Хузарин взял девушку за руку, но та выдернула ладошку, спрятала за спину:

– Не смотри на мои руки! Порченые они! Некрасивые! Батюшкины отвары виноваты!

Хатун покачал головой, насильно притянул к губам сухие, покрытые коричневыми пятнами девичьи ладошки, принялся жарко целовать.

– Красивые! Самые красивые!

Нитка всхлипнула, из зелёных глаз покатились слёзы:

– Прошу! Не надо! Зря тебя встретила – слышишь, дубрава шумит? Родовичи гневаются! Уходи, пожалуйста! Не то сердце разорвётся!

Недалеко раздался предупредительный свист. Из-за деревьев показался Замятка. Смотрел угрюмо, на скуле багровел синяк.

– Хозяин идёт…

Нитка ойкнула, заметалась, хотела сигануть в кусты, но поняла – не успела.

Старый Жёлудь уже был здесь. Шёл быстро, теребил седую бороду. Остановился, кивком подозвал дочь, и вдруг без замаха отвесил оплеуху, да так, что золотая коса вверх подлетела.

Хатун дёрнулся, словно сам получил пощёчину, схватился за рукоять сабли, насилу сдержался.

– Ступай в дом! – приказал Жёлудь дочери. Кивнул Замятке, и слуга тотчас исчез среди деревьев.

Хозяин повернулся к воину:

– Не рано ли пришёл, ратник? Сговорились к завтрему, на закате…

Хузарин выдавил улыбку:

– Коня решил выкупать – запаршивился. На озеро веду.

– Коня, говоришь, – прищурился кожевник, – дело доброе. – Повернулся и пошёл прочь.


Стоя по пояс в воде и расчёсывая Буяну гриву, Хатун до крови кусал губы.

«Не отдаст он за меня Ниточку. Был бы, как прежде, высокородным – отдал бы и ещё радовался. А ныне я кто? Рядовой вой с пустым кошелём. И насильно любимую увести не получится. Не посмеет Ниточка без отцовского дозволения. Родовые законы строгие. Скорее руки на себя наложит, чем ослушается…»

С тяжёлой думой вернулся на постой. Ефимка не приставал с вопросами, видел – худое творится с гостем.

Всю ночь не сомкнул глаз, всё думал.

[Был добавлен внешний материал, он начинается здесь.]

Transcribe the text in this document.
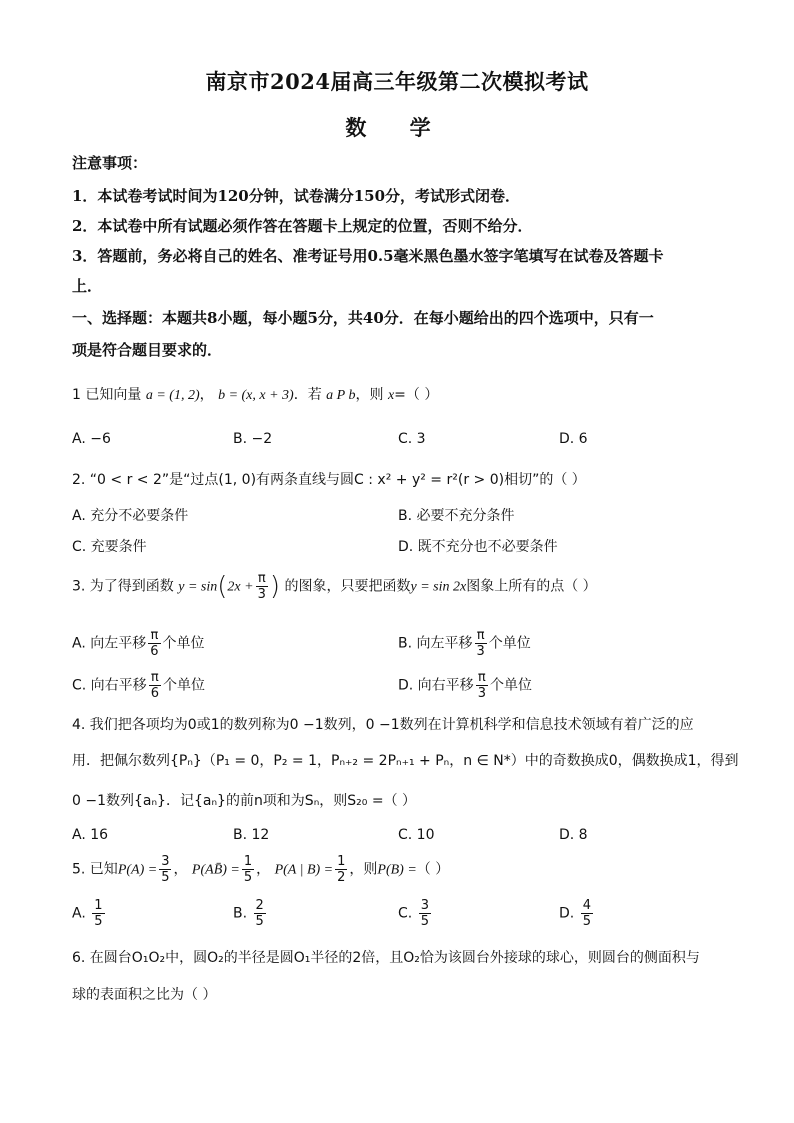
南京市2024届高三年级第二次模拟考试
数 学
注意事项：
1．本试卷考试时间为120分钟，试卷满分150分，考试形式闭卷．
2．本试卷中所有试题必须作答在答题卡上规定的位置，否则不给分．
3．答题前，务必将自己的姓名、准考证号用0.5毫米黑色墨水签字笔填写在试卷及答题卡
上．
一、选择题：本题共8小题，每小题5分，共40分．在每小题给出的四个选项中，只有一
项是符合题目要求的．
1 已知向量 a = (1, 2)， b = (x, x + 3)．若 a P b，则 x=（ ）
A. −6	B. −2	C. 3	D. 6
2. “0 < r < 2”是“过点(1, 0)有两条直线与圆C : x² + y² = r²(r > 0)相切”的（ ）
A. 充分不必要条件	B. 必要不充分条件
C. 充要条件	D. 既不充分也不必要条件
3. 为了得到函数 $y = \sin(2x + \frac{\pi}{3}$ ) 的图象，只要把函数y = sin 2x图象上所有的点（ ）
A. 向左平移 $\frac{\pi}{6}$ 个单位	B. 向左平移 $\frac{\pi}{3}$ 个单位
C. 向右平移 $\frac{\pi}{6}$ 个单位	D. 向右平移 $\frac{\pi}{3}$ 个单位
4. 我们把各项均为0或1的数列称为0 −1数列，0 −1数列在计算机科学和信息技术领域有着广泛的应
用．把佩尔数列{Pₙ}（P₁ = 0，P₂ = 1，Pₙ₊₂ = 2Pₙ₊₁ + Pₙ，n ∈ N*）中的奇数换成0，偶数换成1，得到
0 −1数列{aₙ}．记{aₙ}的前n项和为Sₙ，则S₂₀ =（ ）
A. 16	B. 12	C. 10	D. 8
5. 已知$P(A) = \frac{3}{5}$ ， P(AB̄) = $\frac{1}{5}$ ， P(A | $B) = \frac{1}{2}$ ，则P(B) =（ ）
A. $\frac{1}{5}$	B. $\frac{2}{5}$	C. $\frac{3}{5}$	D. $\frac{4}{5}$
6. 在圆台O₁O₂中，圆O₂的半径是圆O₁半径的2倍，且O₂恰为该圆台外接球的球心，则圆台的侧面积与
球的表面积之比为（ ）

Да только ничего не надумал. Лишь под утро забылся коротким тревожным сном.

Пробудился, когда солнце уже высоко над деревьями висело.

Молча хлебал Ефимкину похлёбку, а в голове носились мысли:

«Не тронь не своего! Хороша дева, да не про тебя. Полюбовался, позавидовал чужому боярскому счастью – и хватит. Не губи беззащитную горлицу. Если почует Жёлудь, что позор на дочку навлёк – не пожалеет, забьёт до смерти. У русов родовая честь на первом месте… Плюнь! Выброси из головы! Закатится солнце – пойди за сбруей, оседлай Буяна и скачи подальше от этих мест. На ромейской службе не до любовных утех будет»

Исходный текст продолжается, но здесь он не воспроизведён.